A karyotype is a visual profile of an individual’s complete set of chromosomes, arranged in a standardized format that reveals number, size, shape, and banding patterns. This systematic representation of chromosomal material serves as a foundational tool in clinical genetics, allowing specialists to detect numerical abnormalities, large-scale structural rearrangements, and regions of homozygosity. The preparation of a karyotype involves a carefully orchestrated sequence of cell culture, chromosome arrest, and microscopic analysis to produce an image clear enough for interpretation. Understanding what a karyotype is and how it is prepared provides insight into the precision required to identify genetic conditions that inform diagnosis, prognosis, and family planning.
What a Karyotype Reveals About Chromosomes
At its core, a karyotype displays chromosomes organized by size, with the largest pair first, followed by progressively smaller pairs down to the smallest. Each chromosome pair is matched based on centromere position and characteristic banding patterns created by specific stains. These bands act like landmarks, enabling the identification of each chromosome and the detection of deletions, duplications, inversions, and translocations. By convention, the genome is divided into regions and subregions, such as 1p36.32, which specify the exact location of genetic material. This standardized nomenclature ensures that findings are communicated accurately across laboratories and clinical teams.
The Clinical Purpose of Karyotype Analysis
Karyotyping is routinely employed to investigate recurrent pregnancy loss, intellectual disability, congenital anomalies, and infertility of unknown origin. It can identify conditions such as Down syndrome, characterized by an extra copy of chromosome 21, or Turner syndrome, where a female has a single X chromosome. In cancer diagnostics, karyotype analysis reveals complex chromosomal abnormalities that define disease subtypes and influence treatment decisions. For hereditary cancer syndromes, it may guide the selection of more targeted molecular testing. The results of a karyotype provide a macroscopic view of the genome that complements DNA sequencing approaches focused on smaller variants.
Step-by-Step Preparation of a Karyotype
The preparation of a karyotype begins with obtaining a suitable biological sample, most commonly peripheral blood lymphocytes, although amniotic fluid cells or bone marrow may be used depending on the clinical question. Cells are cultured in a nutrient-rich medium that encourages division, often with the addition of phytohemagglutinin to stimulate lymphocytes. After a precise incubation period, a mitotic inhibitor such as colchicine is introduced to arrest cells in metaphase, the stage where chromosomes are maximally condensed. This arrest is critical because it freezes the chromosomes in a state that allows them to be visualized clearly under a high-resolution microscope.
Harvesting and Fixing Cells
Once metaphase is achieved, the culture is treated with a hypotonic solution that causes cells to swell and separate chromosomes. The cells are then fixed in a methanol-acetic acid solution, which preserves their structure and removes excess moisture. This fixation step is repeated multiple times to ensure that the chromosome spread is clean and free of clumps. A clean preparation is essential because overlapping chromosomes or cytoplasmic debris can obscure banding patterns and complicate analysis. Technologists assess the quality of the harvest by examining the slides under a microscope before proceeding to the next stage.

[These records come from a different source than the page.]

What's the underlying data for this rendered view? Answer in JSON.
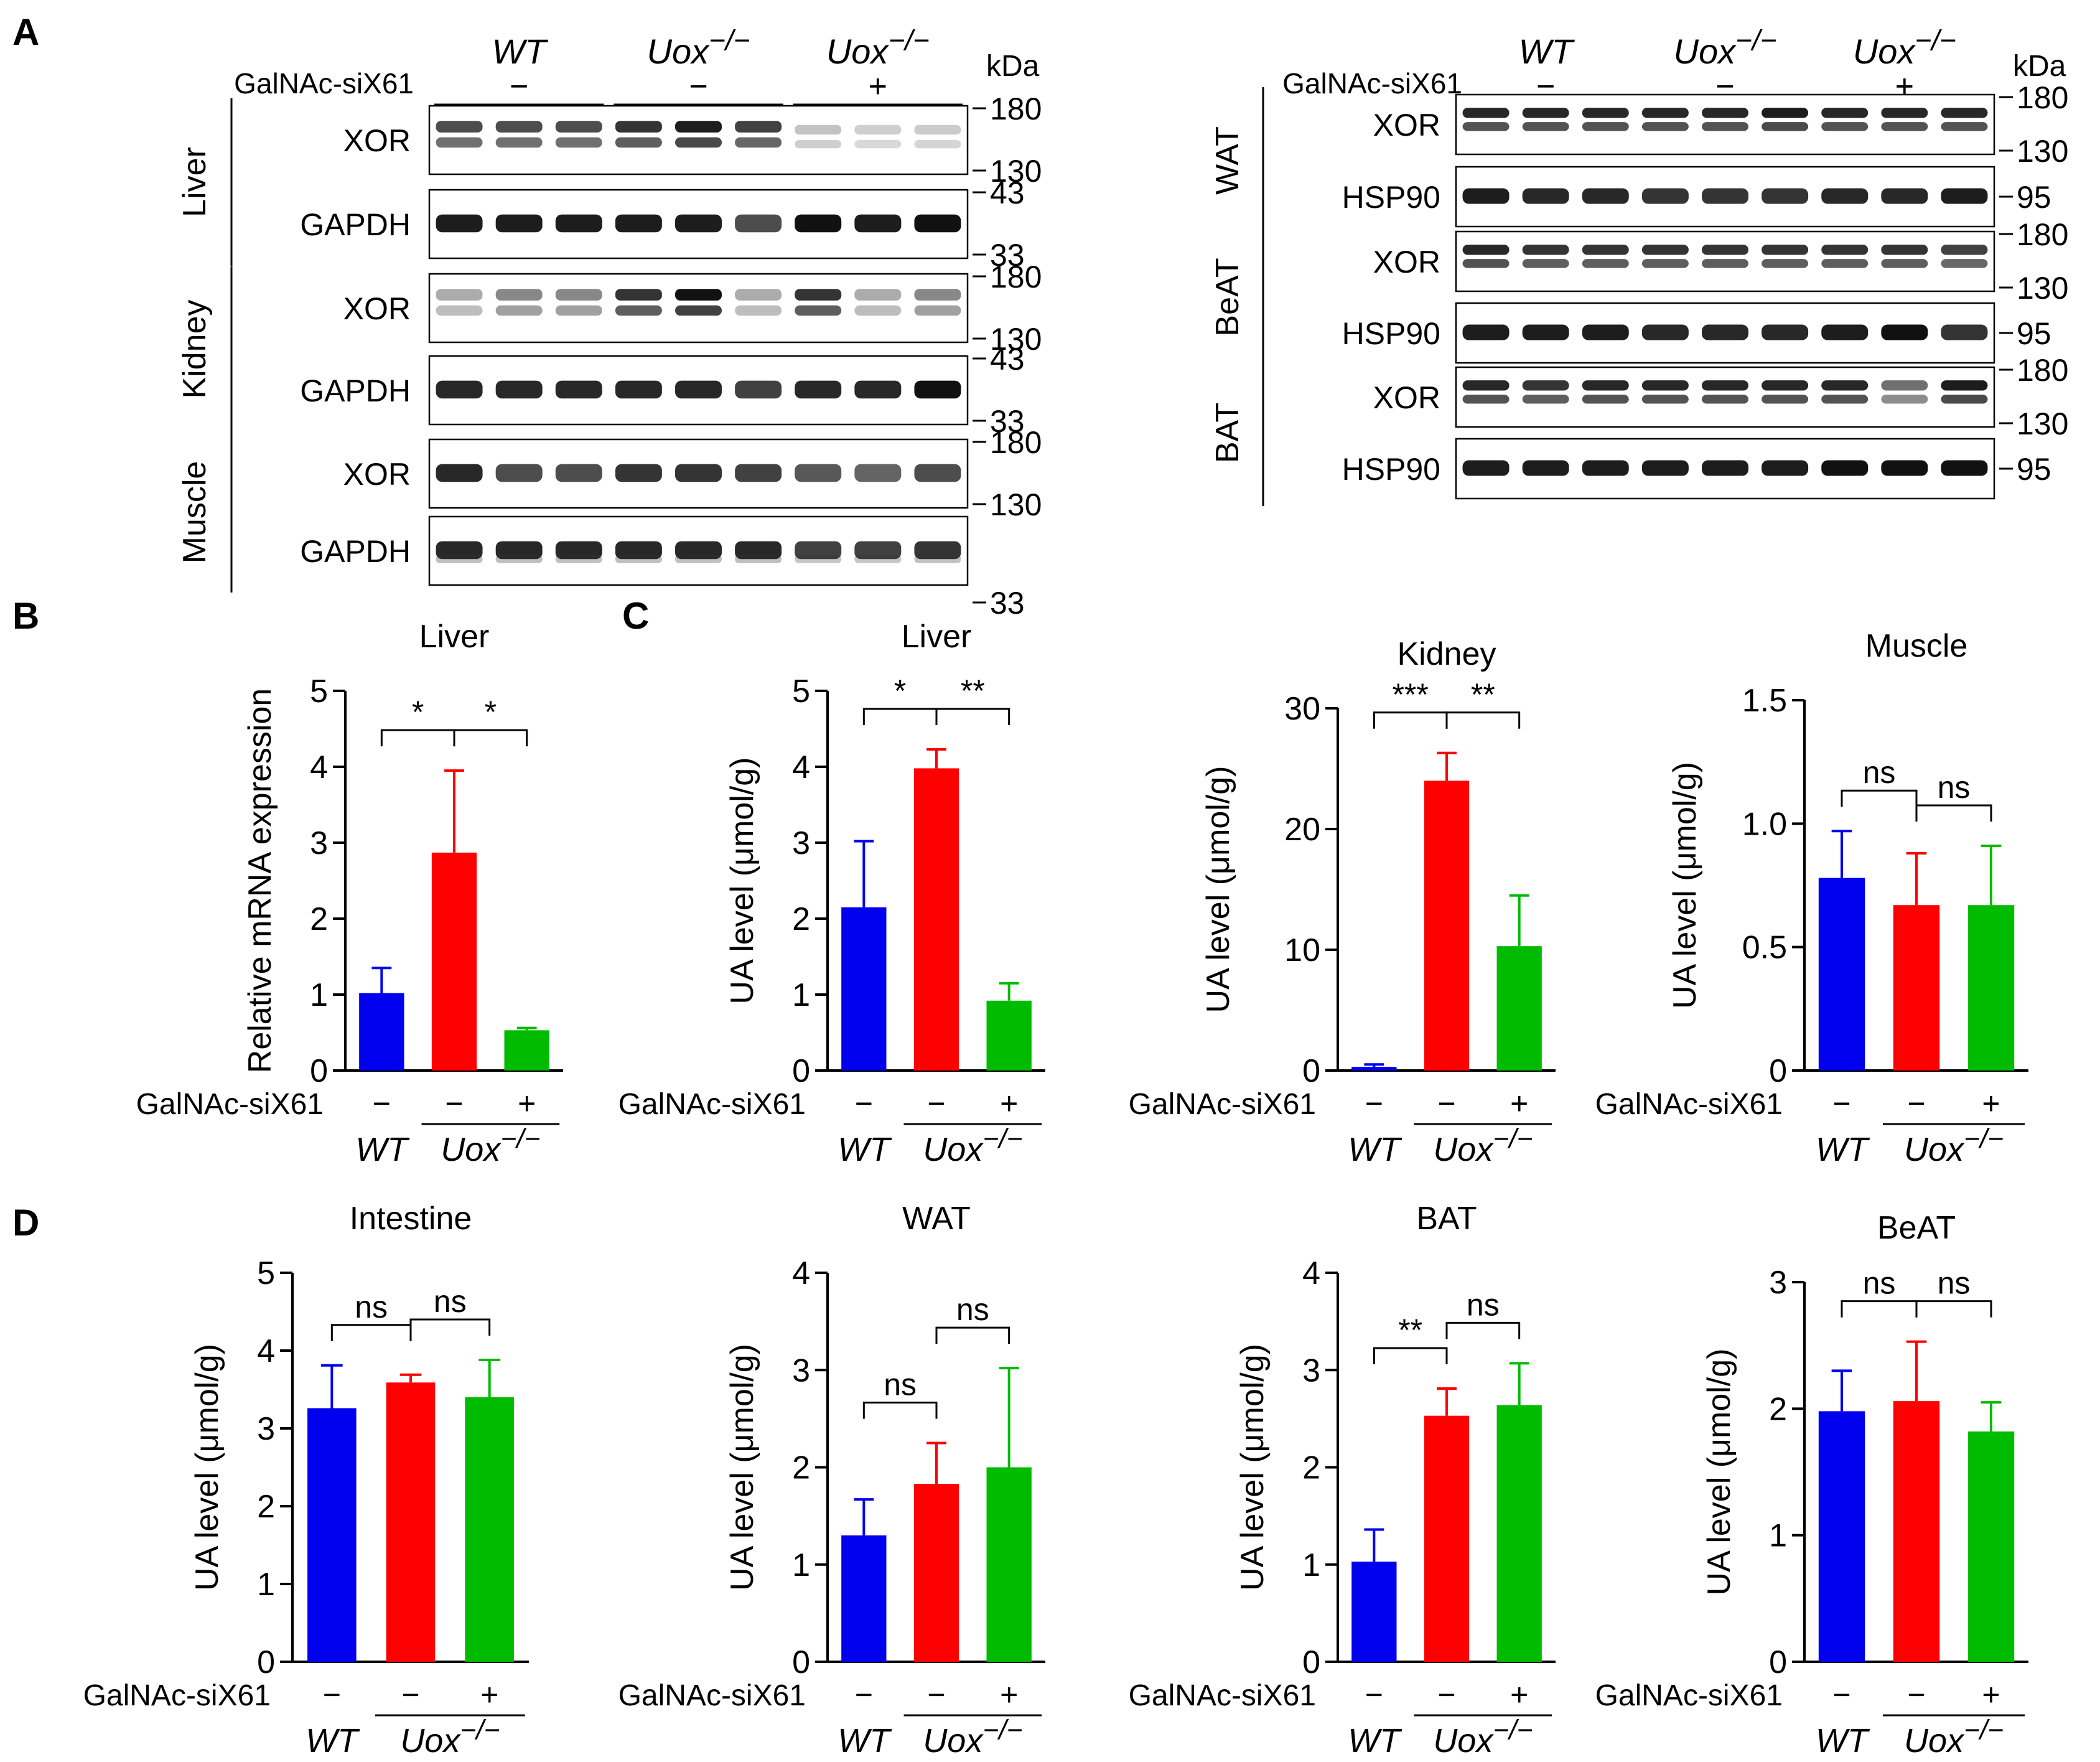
{
  "panel_labels": {
    "A": "A",
    "B": "B",
    "C": "C",
    "D": "D"
  },
  "colors": {
    "wt": "#0000ee",
    "uox": "#ff0000",
    "uox_si": "#00bb00",
    "axis": "#000000"
  },
  "treatment_label": "GalNAc-siX61",
  "genotypes": {
    "wt": "WT",
    "uox_base": "Uox",
    "uox_sup": "−/−"
  },
  "signs": {
    "minus": "−",
    "plus": "+"
  },
  "western": {
    "kda_label": "kDa",
    "left": {
      "tissues": [
        {
          "tissue": "Liver",
          "rows": [
            {
              "protein": "XOR",
              "markers": [
                "180",
                "130"
              ],
              "pattern": [
                2,
                2,
                2,
                2,
                2,
                2,
                3,
                3,
                3
              ],
              "intensity": [
                0.75,
                0.75,
                0.75,
                0.85,
                0.95,
                0.8,
                0.25,
                0.2,
                0.22
              ]
            },
            {
              "protein": "GAPDH",
              "markers": [
                "43",
                "33"
              ],
              "pattern": [
                1,
                1,
                1,
                1,
                1,
                1,
                1,
                1,
                1
              ],
              "intensity": [
                0.95,
                0.95,
                0.95,
                0.95,
                0.95,
                0.75,
                1,
                0.95,
                1
              ]
            }
          ]
        },
        {
          "tissue": "Kidney",
          "rows": [
            {
              "protein": "XOR",
              "markers": [
                "180",
                "130"
              ],
              "pattern": [
                2,
                2,
                2,
                2,
                2,
                2,
                2,
                2,
                2
              ],
              "intensity": [
                0.35,
                0.5,
                0.5,
                0.85,
                1,
                0.35,
                0.85,
                0.35,
                0.5
              ]
            },
            {
              "protein": "GAPDH",
              "markers": [
                "43",
                "33"
              ],
              "pattern": [
                1,
                1,
                1,
                1,
                1,
                1,
                1,
                1,
                1
              ],
              "intensity": [
                0.9,
                0.9,
                0.9,
                0.9,
                0.9,
                0.8,
                0.9,
                0.9,
                1
              ]
            }
          ]
        },
        {
          "tissue": "Muscle",
          "rows": [
            {
              "protein": "XOR",
              "markers": [
                "180",
                "130"
              ],
              "pattern": [
                1,
                1,
                1,
                1,
                1,
                1,
                1,
                1,
                1
              ],
              "intensity": [
                0.9,
                0.75,
                0.75,
                0.85,
                0.85,
                0.8,
                0.7,
                0.65,
                0.75
              ]
            },
            {
              "protein": "GAPDH",
              "markers": [
                "33"
              ],
              "pattern": [
                4,
                4,
                4,
                4,
                4,
                4,
                4,
                4,
                4
              ],
              "intensity": [
                0.9,
                0.9,
                0.9,
                0.9,
                0.9,
                0.9,
                0.8,
                0.8,
                0.85
              ]
            }
          ]
        }
      ]
    },
    "right": {
      "tissues": [
        {
          "tissue": "WAT",
          "rows": [
            {
              "protein": "XOR",
              "markers": [
                "180",
                "130"
              ],
              "pattern": [
                2,
                2,
                2,
                2,
                2,
                2,
                2,
                2,
                2
              ],
              "intensity": [
                0.9,
                0.9,
                0.9,
                0.9,
                0.9,
                0.95,
                0.9,
                0.9,
                0.9
              ]
            },
            {
              "protein": "HSP90",
              "markers": [
                "95"
              ],
              "pattern": [
                1,
                1,
                1,
                1,
                1,
                1,
                1,
                1,
                1
              ],
              "intensity": [
                0.95,
                0.9,
                0.9,
                0.85,
                0.85,
                0.85,
                0.9,
                0.9,
                0.95
              ]
            }
          ]
        },
        {
          "tissue": "BeAT",
          "rows": [
            {
              "protein": "XOR",
              "markers": [
                "180",
                "130"
              ],
              "pattern": [
                2,
                2,
                2,
                2,
                2,
                2,
                2,
                2,
                2
              ],
              "intensity": [
                0.9,
                0.85,
                0.85,
                0.85,
                0.85,
                0.85,
                0.85,
                0.85,
                0.8
              ]
            },
            {
              "protein": "HSP90",
              "markers": [
                "95"
              ],
              "pattern": [
                1,
                1,
                1,
                1,
                1,
                1,
                1,
                1,
                1
              ],
              "intensity": [
                0.95,
                0.95,
                0.95,
                0.9,
                0.9,
                0.9,
                0.95,
                1,
                0.85
              ]
            }
          ]
        },
        {
          "tissue": "BAT",
          "rows": [
            {
              "protein": "XOR",
              "markers": [
                "180",
                "130"
              ],
              "pattern": [
                2,
                2,
                2,
                2,
                2,
                2,
                2,
                2,
                2
              ],
              "intensity": [
                0.9,
                0.85,
                0.9,
                0.9,
                0.9,
                0.9,
                0.9,
                0.6,
                0.95
              ]
            },
            {
              "protein": "HSP90",
              "markers": [
                "95"
              ],
              "pattern": [
                1,
                1,
                1,
                1,
                1,
                1,
                1,
                1,
                1
              ],
              "intensity": [
                0.95,
                0.95,
                0.95,
                0.95,
                0.95,
                0.95,
                1,
                1,
                1
              ]
            }
          ]
        }
      ]
    }
  },
  "chart_data": [
    {
      "id": "B-liver",
      "type": "bar",
      "title": "Liver",
      "ylabel": "Relative mRNA expression",
      "ylim": [
        0,
        5
      ],
      "yticks": [
        "0",
        "1",
        "2",
        "3",
        "4",
        "5"
      ],
      "categories": [
        "WT −",
        "Uox−/− −",
        "Uox−/− +"
      ],
      "values": [
        1.02,
        2.87,
        0.53
      ],
      "errors": [
        0.33,
        1.08,
        0.03
      ],
      "significance": [
        {
          "pair": [
            0,
            1
          ],
          "label": "*"
        },
        {
          "pair": [
            1,
            2
          ],
          "label": "*"
        }
      ]
    },
    {
      "id": "C-liver",
      "type": "bar",
      "title": "Liver",
      "ylabel": "UA level (μmol/g)",
      "ylim": [
        0,
        5
      ],
      "yticks": [
        "0",
        "1",
        "2",
        "3",
        "4",
        "5"
      ],
      "categories": [
        "WT −",
        "Uox−/− −",
        "Uox−/− +"
      ],
      "values": [
        2.15,
        3.98,
        0.92
      ],
      "errors": [
        0.87,
        0.25,
        0.23
      ],
      "significance": [
        {
          "pair": [
            0,
            1
          ],
          "label": "*"
        },
        {
          "pair": [
            1,
            2
          ],
          "label": "**"
        }
      ]
    },
    {
      "id": "C-kidney",
      "type": "bar",
      "title": "Kidney",
      "ylabel": "UA level (μmol/g)",
      "ylim": [
        0,
        30
      ],
      "yticks": [
        "0",
        "10",
        "20",
        "30"
      ],
      "categories": [
        "WT −",
        "Uox−/− −",
        "Uox−/− +"
      ],
      "values": [
        0.3,
        24.0,
        10.3
      ],
      "errors": [
        0.2,
        2.3,
        4.2
      ],
      "significance": [
        {
          "pair": [
            0,
            1
          ],
          "label": "***"
        },
        {
          "pair": [
            1,
            2
          ],
          "label": "**"
        }
      ]
    },
    {
      "id": "C-muscle",
      "type": "bar",
      "title": "Muscle",
      "ylabel": "UA level (μmol/g)",
      "ylim": [
        0,
        1.5
      ],
      "yticks": [
        "0",
        "0.5",
        "1.0",
        "1.5"
      ],
      "categories": [
        "WT −",
        "Uox−/− −",
        "Uox−/− +"
      ],
      "values": [
        0.78,
        0.67,
        0.67
      ],
      "errors": [
        0.19,
        0.21,
        0.24
      ],
      "significance": [
        {
          "pair": [
            0,
            1
          ],
          "label": "ns"
        },
        {
          "pair": [
            1,
            2
          ],
          "label": "ns"
        }
      ]
    },
    {
      "id": "D-intestine",
      "type": "bar",
      "title": "Intestine",
      "ylabel": "UA level (μmol/g)",
      "ylim": [
        0,
        5
      ],
      "yticks": [
        "0",
        "1",
        "2",
        "3",
        "4",
        "5"
      ],
      "categories": [
        "WT −",
        "Uox−/− −",
        "Uox−/− +"
      ],
      "values": [
        3.26,
        3.59,
        3.4
      ],
      "errors": [
        0.55,
        0.1,
        0.48
      ],
      "significance": [
        {
          "pair": [
            0,
            1
          ],
          "label": "ns"
        },
        {
          "pair": [
            1,
            2
          ],
          "label": "ns"
        }
      ]
    },
    {
      "id": "D-wat",
      "type": "bar",
      "title": "WAT",
      "ylabel": "UA level (μmol/g)",
      "ylim": [
        0,
        4
      ],
      "yticks": [
        "0",
        "1",
        "2",
        "3",
        "4"
      ],
      "categories": [
        "WT −",
        "Uox−/− −",
        "Uox−/− +"
      ],
      "values": [
        1.3,
        1.83,
        2.0
      ],
      "errors": [
        0.37,
        0.42,
        1.02
      ],
      "significance": [
        {
          "pair": [
            0,
            1
          ],
          "label": "ns"
        },
        {
          "pair": [
            1,
            2
          ],
          "label": "ns"
        }
      ]
    },
    {
      "id": "D-bat",
      "type": "bar",
      "title": "BAT",
      "ylabel": "UA level (μmol/g)",
      "ylim": [
        0,
        4
      ],
      "yticks": [
        "0",
        "1",
        "2",
        "3",
        "4"
      ],
      "categories": [
        "WT −",
        "Uox−/− −",
        "Uox−/− +"
      ],
      "values": [
        1.03,
        2.53,
        2.64
      ],
      "errors": [
        0.33,
        0.28,
        0.43
      ],
      "significance": [
        {
          "pair": [
            0,
            1
          ],
          "label": "**"
        },
        {
          "pair": [
            1,
            2
          ],
          "label": "ns"
        }
      ]
    },
    {
      "id": "D-beat",
      "type": "bar",
      "title": "BeAT",
      "ylabel": "UA level (μmol/g)",
      "ylim": [
        0,
        3
      ],
      "yticks": [
        "0",
        "1",
        "2",
        "3"
      ],
      "categories": [
        "WT −",
        "Uox−/− −",
        "Uox−/− +"
      ],
      "values": [
        1.98,
        2.06,
        1.82
      ],
      "errors": [
        0.32,
        0.47,
        0.23
      ],
      "significance": [
        {
          "pair": [
            0,
            1
          ],
          "label": "ns"
        },
        {
          "pair": [
            1,
            2
          ],
          "label": "ns"
        }
      ]
    }
  ]
}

Staining and Slide Preparation
Fixed cell suspensions are dropped onto clean glass slides, ideally from a short distance to encourage spreading and banding. The slides are then aged briefly and stained using G-banding protocols, where trypsin digestion followed by Giemsa stain produces alternating light and dark bands along each chromosome. These G-bands reflect variations in base pair composition and chromatin density, creating a reproducible pattern for each chromosome. High-quality banding is essential for accurate identification, and suboptimal staining can lead to misclassification. Digital imaging systems are increasingly used to capture and analyze chromosome images, enhancing accuracy and archival capability.